The VA campus began as a U.S. Navy hospital in 1946; when it was completed it had 39 buildings, 943 beds, and was one of the biggest and most modern hospitals in the Southern United States. During World War II, President Franklin Roosevelt declared that certain military hospitals, including the Navy hospital in Houston, would be transferred to Veterans Affairs after the war. After some delay, the hospital officially became the Houston Veterans Affairs Hospital in April 1949. Paul Manguson, MD, was appointed director in 1948. He found the hospital understaffed and was responsible for establishing the partnership with what was at the time the Baylor University College of Medicine. Around this time, Michael DeBakey, who served in the US Army Medical Corps, realized that the medical data accrued from such a large pool of patients during the war could be invaluable research material and proposed “a follow-up system to determine the natural and post-treatment history of such diseases and conditions as might be selected for study”.

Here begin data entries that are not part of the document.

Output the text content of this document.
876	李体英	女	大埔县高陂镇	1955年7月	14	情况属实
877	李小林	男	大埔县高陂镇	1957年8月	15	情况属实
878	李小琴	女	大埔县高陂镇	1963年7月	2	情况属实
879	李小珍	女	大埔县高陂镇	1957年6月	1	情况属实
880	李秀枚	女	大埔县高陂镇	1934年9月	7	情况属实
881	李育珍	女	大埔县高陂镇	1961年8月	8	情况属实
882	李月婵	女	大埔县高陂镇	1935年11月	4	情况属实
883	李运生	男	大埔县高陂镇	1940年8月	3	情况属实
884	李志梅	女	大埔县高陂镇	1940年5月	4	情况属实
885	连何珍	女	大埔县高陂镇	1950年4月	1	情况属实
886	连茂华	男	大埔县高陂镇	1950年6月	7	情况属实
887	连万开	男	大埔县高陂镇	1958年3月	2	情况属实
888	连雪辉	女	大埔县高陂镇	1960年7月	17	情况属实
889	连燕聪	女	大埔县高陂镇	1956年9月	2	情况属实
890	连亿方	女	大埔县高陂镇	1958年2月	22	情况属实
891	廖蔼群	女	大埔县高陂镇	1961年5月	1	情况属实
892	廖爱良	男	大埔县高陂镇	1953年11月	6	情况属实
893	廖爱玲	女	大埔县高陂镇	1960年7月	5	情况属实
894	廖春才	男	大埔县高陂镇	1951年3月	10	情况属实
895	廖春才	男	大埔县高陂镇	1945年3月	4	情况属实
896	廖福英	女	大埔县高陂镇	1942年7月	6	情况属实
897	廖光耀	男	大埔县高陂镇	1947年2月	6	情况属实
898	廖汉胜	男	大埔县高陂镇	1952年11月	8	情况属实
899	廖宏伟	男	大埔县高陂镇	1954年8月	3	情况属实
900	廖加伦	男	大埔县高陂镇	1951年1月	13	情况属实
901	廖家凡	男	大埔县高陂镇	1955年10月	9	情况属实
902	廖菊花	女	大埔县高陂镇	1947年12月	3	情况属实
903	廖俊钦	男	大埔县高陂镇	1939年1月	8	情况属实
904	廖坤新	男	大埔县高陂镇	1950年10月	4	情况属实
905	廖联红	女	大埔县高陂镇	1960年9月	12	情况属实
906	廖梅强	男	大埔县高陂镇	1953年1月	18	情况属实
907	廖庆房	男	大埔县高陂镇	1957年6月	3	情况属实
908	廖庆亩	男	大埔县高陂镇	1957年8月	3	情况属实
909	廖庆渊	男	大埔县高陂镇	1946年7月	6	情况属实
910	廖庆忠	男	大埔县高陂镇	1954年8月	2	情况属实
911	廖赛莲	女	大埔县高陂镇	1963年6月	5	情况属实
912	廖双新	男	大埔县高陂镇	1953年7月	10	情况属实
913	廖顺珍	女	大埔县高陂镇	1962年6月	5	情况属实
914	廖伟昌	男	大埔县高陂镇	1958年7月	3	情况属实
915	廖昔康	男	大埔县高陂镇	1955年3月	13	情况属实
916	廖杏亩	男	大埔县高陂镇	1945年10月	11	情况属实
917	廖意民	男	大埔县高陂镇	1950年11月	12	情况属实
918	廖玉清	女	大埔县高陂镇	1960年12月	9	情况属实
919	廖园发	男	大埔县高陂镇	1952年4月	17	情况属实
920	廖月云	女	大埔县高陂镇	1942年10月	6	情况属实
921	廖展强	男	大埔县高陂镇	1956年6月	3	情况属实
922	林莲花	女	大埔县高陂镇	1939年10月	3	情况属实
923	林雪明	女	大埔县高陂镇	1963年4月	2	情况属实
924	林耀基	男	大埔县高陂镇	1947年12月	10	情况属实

In 1952, a former barracks was converted into a radioisotope laboratory for the study of cancer. Building 203 eventually housed eight laboratories, two culture rooms, a constant temperature instrument room, a preparation room, sterilization room, and cold room. There were also facilities for work on animals, and glassblowing, sheet metal, electronic, and machine shops for maintaining and fabricating laboratory equipment and experimental devices. Dr. DeBakey was working in Building 203 when he started his early vascular surgery studies and experiments with Dacron grafts. The first surgery using a Dacron graft was performed at the Houston VA on September 2, 1954.
The VA was designated a medical center in 1978 to reflect the broad range of treatments it offered. IT officially joined the TMC as its 33rd member institution in 1985. Efforts to modernize the growing hodgepodge of buildings on the 118-acre campus proved impractical so the decision was made to replace them; the current building was completed in 1992.